In triangle $ABC$, $D$ is an arbitary point on side $BC$. I need to construct a line that pass through $D$ such that $CF=EB$. (point $F$ lies on the extension of of side $AC$)

By Menelaus's theorem

$$x=\frac{bc-da} {d} $$

we can construct the line from this information.

But my question is how can I construct the line without calculating segment $x$.

I think there is an easier way. Any ideas?

Answer 1

The Menelaus' relation can be rearranged as $$\frac{a+x}{b}=\frac{c}{d}$$

So the problem reduces to dividing $a+x+b$ in the ratio $c:d$. That is we have to divide two intersecting line segments in same ratio.

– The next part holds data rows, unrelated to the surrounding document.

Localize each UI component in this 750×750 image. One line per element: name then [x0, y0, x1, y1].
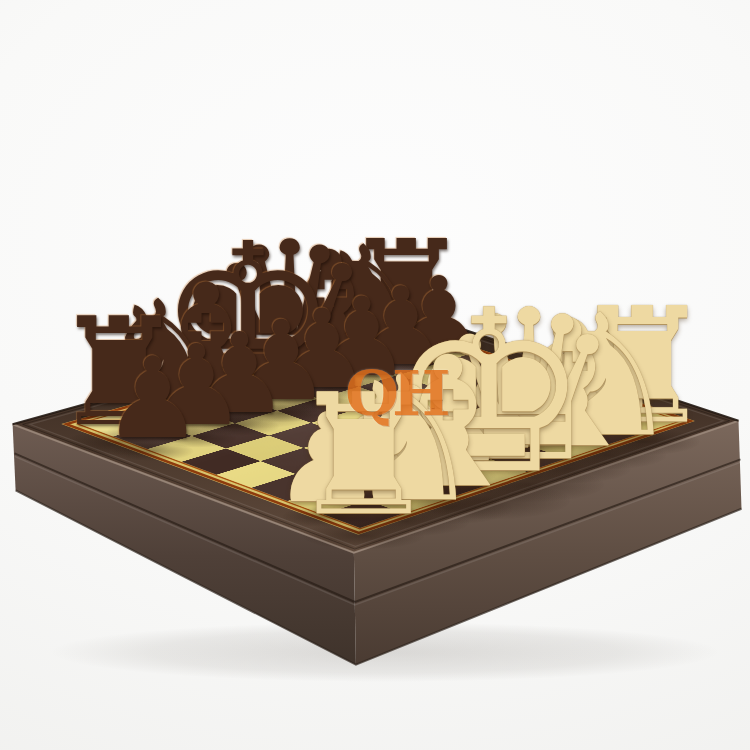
product-photo: ♜♞♝♛♚♝♞♜♟♟♟♟♟♟♟♟♟♟♟♟♟♟♟♟♜♞♝♛♚♝♞♜ QH — [0, 0, 750, 750]
watermark-logo: QH — [345, 357, 444, 430]
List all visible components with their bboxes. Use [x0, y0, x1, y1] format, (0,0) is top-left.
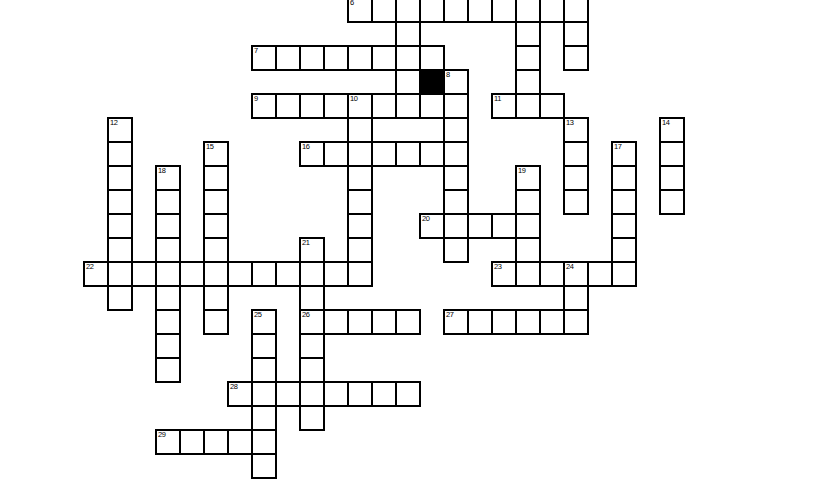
- clue-number-6: 6: [350, 0, 354, 7]
- cell-r5-c15[interactable]: [443, 117, 469, 143]
- cell-r18-c7[interactable]: [251, 429, 277, 455]
- cell-r12-c1[interactable]: [107, 285, 133, 311]
- cell-r15-c9[interactable]: [299, 357, 325, 383]
- cell-r15-c7[interactable]: [251, 357, 277, 383]
- cell-r10-c3[interactable]: [155, 237, 181, 263]
- clue-number-22: 22: [86, 262, 94, 271]
- clue-number-29: 29: [158, 430, 166, 439]
- cell-r4-c13[interactable]: [395, 93, 421, 119]
- cell-r8-c11[interactable]: [347, 189, 373, 215]
- cell-r10-c15[interactable]: [443, 237, 469, 263]
- cell-r2-c18[interactable]: [515, 45, 541, 71]
- cell-r15-c3[interactable]: [155, 357, 181, 383]
- cell-r13-c13[interactable]: [395, 309, 421, 335]
- cell-r18-c3[interactable]: 29: [155, 429, 181, 455]
- cell-r8-c24[interactable]: [659, 189, 685, 215]
- cell-r11-c1[interactable]: [107, 261, 133, 287]
- cell-r16-c9[interactable]: [299, 381, 325, 407]
- cell-r0-c11[interactable]: 6: [347, 0, 373, 23]
- cell-r11-c8[interactable]: [275, 261, 301, 287]
- cell-r9-c16[interactable]: [467, 213, 493, 239]
- cell-r11-c20[interactable]: 24: [563, 261, 589, 287]
- clue-number-11: 11: [494, 94, 501, 103]
- cell-r11-c5[interactable]: [203, 261, 229, 287]
- cell-r6-c5[interactable]: 15: [203, 141, 229, 167]
- cell-r13-c15[interactable]: 27: [443, 309, 469, 335]
- cell-r6-c9[interactable]: 16: [299, 141, 325, 167]
- clue-number-9: 9: [254, 94, 258, 103]
- cell-r2-c12[interactable]: [371, 45, 397, 71]
- clue-number-24: 24: [566, 262, 574, 271]
- cell-r0-c18[interactable]: [515, 0, 541, 23]
- cell-r7-c24[interactable]: [659, 165, 685, 191]
- cell-r6-c14[interactable]: [419, 141, 445, 167]
- cell-r4-c11[interactable]: 10: [347, 93, 373, 119]
- cell-r3-c15[interactable]: 8: [443, 69, 469, 95]
- cell-r8-c5[interactable]: [203, 189, 229, 215]
- cell-r16-c6[interactable]: 28: [227, 381, 253, 407]
- cell-r5-c1[interactable]: 12: [107, 117, 133, 143]
- cell-r5-c24[interactable]: 14: [659, 117, 685, 143]
- clue-number-18: 18: [158, 166, 166, 175]
- cell-r4-c17[interactable]: 11: [491, 93, 517, 119]
- cell-r2-c9[interactable]: [299, 45, 325, 71]
- cell-r10-c22[interactable]: [611, 237, 637, 263]
- cell-r7-c3[interactable]: 18: [155, 165, 181, 191]
- cell-r9-c5[interactable]: [203, 213, 229, 239]
- cell-r11-c0[interactable]: 22: [83, 261, 109, 287]
- clue-number-14: 14: [662, 118, 670, 127]
- cell-r13-c11[interactable]: [347, 309, 373, 335]
- cell-r3-c18[interactable]: [515, 69, 541, 95]
- cell-r8-c1[interactable]: [107, 189, 133, 215]
- cell-r16-c13[interactable]: [395, 381, 421, 407]
- cell-r2-c10[interactable]: [323, 45, 349, 71]
- cell-r14-c3[interactable]: [155, 333, 181, 359]
- cell-r0-c20[interactable]: [563, 0, 589, 23]
- clue-number-21: 21: [302, 238, 310, 247]
- cell-r0-c12[interactable]: [371, 0, 397, 23]
- cell-r0-c16[interactable]: [467, 0, 493, 23]
- cell-r16-c12[interactable]: [371, 381, 397, 407]
- cell-r8-c20[interactable]: [563, 189, 589, 215]
- cell-r11-c6[interactable]: [227, 261, 253, 287]
- cell-r2-c20[interactable]: [563, 45, 589, 71]
- cell-r12-c20[interactable]: [563, 285, 589, 311]
- cell-r6-c24[interactable]: [659, 141, 685, 167]
- cell-r13-c17[interactable]: [491, 309, 517, 335]
- cell-r11-c10[interactable]: [323, 261, 349, 287]
- cell-r11-c11[interactable]: [347, 261, 373, 287]
- clue-number-20: 20: [422, 214, 430, 223]
- cell-r4-c10[interactable]: [323, 93, 349, 119]
- cell-r13-c16[interactable]: [467, 309, 493, 335]
- cell-r19-c7[interactable]: [251, 453, 277, 479]
- cell-r7-c22[interactable]: [611, 165, 637, 191]
- cell-r12-c9[interactable]: [299, 285, 325, 311]
- cell-r9-c1[interactable]: [107, 213, 133, 239]
- cell-r1-c18[interactable]: [515, 21, 541, 47]
- cell-r7-c5[interactable]: [203, 165, 229, 191]
- cell-r6-c15[interactable]: [443, 141, 469, 167]
- cell-r7-c20[interactable]: [563, 165, 589, 191]
- cell-r8-c3[interactable]: [155, 189, 181, 215]
- cell-r16-c7[interactable]: [251, 381, 277, 407]
- cell-r6-c11[interactable]: [347, 141, 373, 167]
- clue-number-23: 23: [494, 262, 502, 271]
- clue-number-13: 13: [566, 118, 574, 127]
- cell-r1-c20[interactable]: [563, 21, 589, 47]
- cell-r17-c7[interactable]: [251, 405, 277, 431]
- cell-r13-c19[interactable]: [539, 309, 565, 335]
- cell-r18-c6[interactable]: [227, 429, 253, 455]
- cell-r11-c19[interactable]: [539, 261, 565, 287]
- cell-r2-c8[interactable]: [275, 45, 301, 71]
- cell-r8-c15[interactable]: [443, 189, 469, 215]
- cell-r9-c11[interactable]: [347, 213, 373, 239]
- cell-r2-c14[interactable]: [419, 45, 445, 71]
- cell-r14-c7[interactable]: [251, 333, 277, 359]
- cell-r13-c9[interactable]: 26: [299, 309, 325, 335]
- cell-r0-c14[interactable]: [419, 0, 445, 23]
- cell-r5-c20[interactable]: 13: [563, 117, 589, 143]
- clue-number-26: 26: [302, 310, 310, 319]
- clue-number-28: 28: [230, 382, 238, 391]
- cell-r4-c12[interactable]: [371, 93, 397, 119]
- cell-r2-c7[interactable]: 7: [251, 45, 277, 71]
- cell-r4-c9[interactable]: [299, 93, 325, 119]
- cell-r16-c10[interactable]: [323, 381, 349, 407]
- cell-r9-c3[interactable]: [155, 213, 181, 239]
- cell-r4-c19[interactable]: [539, 93, 565, 119]
- cell-r11-c3[interactable]: [155, 261, 181, 287]
- clue-number-17: 17: [614, 142, 622, 151]
- cell-r6-c1[interactable]: [107, 141, 133, 167]
- cell-r11-c7[interactable]: [251, 261, 277, 287]
- cell-r6-c22[interactable]: 17: [611, 141, 637, 167]
- cell-r11-c22[interactable]: [611, 261, 637, 287]
- cell-r0-c19[interactable]: [539, 0, 565, 23]
- cell-r9-c17[interactable]: [491, 213, 517, 239]
- clue-number-19: 19: [518, 166, 526, 175]
- cell-r2-c11[interactable]: [347, 45, 373, 71]
- cell-r13-c20[interactable]: [563, 309, 589, 335]
- cell-r4-c15[interactable]: [443, 93, 469, 119]
- clue-number-27: 27: [446, 310, 454, 319]
- cell-r11-c2[interactable]: [131, 261, 157, 287]
- clue-number-10: 10: [350, 94, 358, 103]
- cell-r9-c15[interactable]: [443, 213, 469, 239]
- cell-r7-c15[interactable]: [443, 165, 469, 191]
- cell-r4-c18[interactable]: [515, 93, 541, 119]
- cell-r11-c18[interactable]: [515, 261, 541, 287]
- cell-r18-c5[interactable]: [203, 429, 229, 455]
- blocked-cell-r3-c14: [419, 69, 445, 95]
- cell-r10-c18[interactable]: [515, 237, 541, 263]
- cell-r11-c21[interactable]: [587, 261, 613, 287]
- cell-r12-c3[interactable]: [155, 285, 181, 311]
- cell-r9-c18[interactable]: [515, 213, 541, 239]
- cell-r7-c18[interactable]: 19: [515, 165, 541, 191]
- cell-r8-c18[interactable]: [515, 189, 541, 215]
- crossword-grid: 6789101112131415161718192021222324252627…: [0, 0, 816, 480]
- cell-r16-c8[interactable]: [275, 381, 301, 407]
- cell-r1-c13[interactable]: [395, 21, 421, 47]
- cell-r0-c13[interactable]: [395, 0, 421, 23]
- cell-r6-c10[interactable]: [323, 141, 349, 167]
- cell-r13-c12[interactable]: [371, 309, 397, 335]
- clue-number-16: 16: [302, 142, 310, 151]
- cell-r13-c10[interactable]: [323, 309, 349, 335]
- cell-r6-c20[interactable]: [563, 141, 589, 167]
- clue-number-15: 15: [206, 142, 214, 151]
- cell-r9-c22[interactable]: [611, 213, 637, 239]
- cell-r3-c13[interactable]: [395, 69, 421, 95]
- cell-r16-c11[interactable]: [347, 381, 373, 407]
- cell-r13-c18[interactable]: [515, 309, 541, 335]
- cell-r5-c11[interactable]: [347, 117, 373, 143]
- cell-r0-c15[interactable]: [443, 0, 469, 23]
- cell-r11-c4[interactable]: [179, 261, 205, 287]
- cell-r4-c7[interactable]: 9: [251, 93, 277, 119]
- clue-number-7: 7: [254, 46, 258, 55]
- cell-r9-c14[interactable]: 20: [419, 213, 445, 239]
- cell-r10-c11[interactable]: [347, 237, 373, 263]
- clue-number-8: 8: [446, 70, 450, 79]
- cell-r2-c13[interactable]: [395, 45, 421, 71]
- cell-r7-c11[interactable]: [347, 165, 373, 191]
- clue-number-12: 12: [110, 118, 118, 127]
- cell-r4-c14[interactable]: [419, 93, 445, 119]
- cell-r10-c1[interactable]: [107, 237, 133, 263]
- cell-r13-c7[interactable]: 25: [251, 309, 277, 335]
- cell-r4-c8[interactable]: [275, 93, 301, 119]
- cell-r14-c9[interactable]: [299, 333, 325, 359]
- cell-r11-c17[interactable]: 23: [491, 261, 517, 287]
- cell-r12-c5[interactable]: [203, 285, 229, 311]
- cell-r7-c1[interactable]: [107, 165, 133, 191]
- cell-r0-c17[interactable]: [491, 0, 517, 23]
- cell-r10-c9[interactable]: 21: [299, 237, 325, 263]
- cell-r6-c13[interactable]: [395, 141, 421, 167]
- cell-r6-c12[interactable]: [371, 141, 397, 167]
- cell-r17-c9[interactable]: [299, 405, 325, 431]
- cell-r8-c22[interactable]: [611, 189, 637, 215]
- cell-r13-c3[interactable]: [155, 309, 181, 335]
- cell-r18-c4[interactable]: [179, 429, 205, 455]
- cell-r11-c9[interactable]: [299, 261, 325, 287]
- cell-r13-c5[interactable]: [203, 309, 229, 335]
- cell-r10-c5[interactable]: [203, 237, 229, 263]
- clue-number-25: 25: [254, 310, 262, 319]
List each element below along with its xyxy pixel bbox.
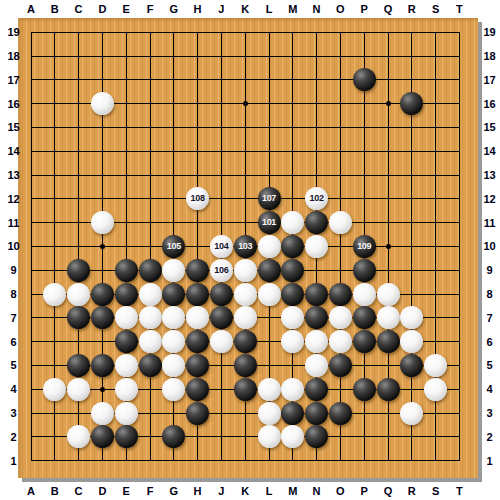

The following construction procedure naturally follows :

• Locate $G$ on $AC$ beyond $C$ such that $CG=AB$
• Draw a line through $G$ parallel to $CB$ and find $H$ so that $GH=CB$ (or complete the parallelogram $GCBH$).
• Also $D$ is known. Draw a line through $D$ parallel to $AG$. This meets $GH$ in $I$.
• Finally join $AH$ and draw a line through $I$ parallel to $AH$.
• This line meets $AG$ in $F$. Extend $DF$ to meet $AB$ in $E$.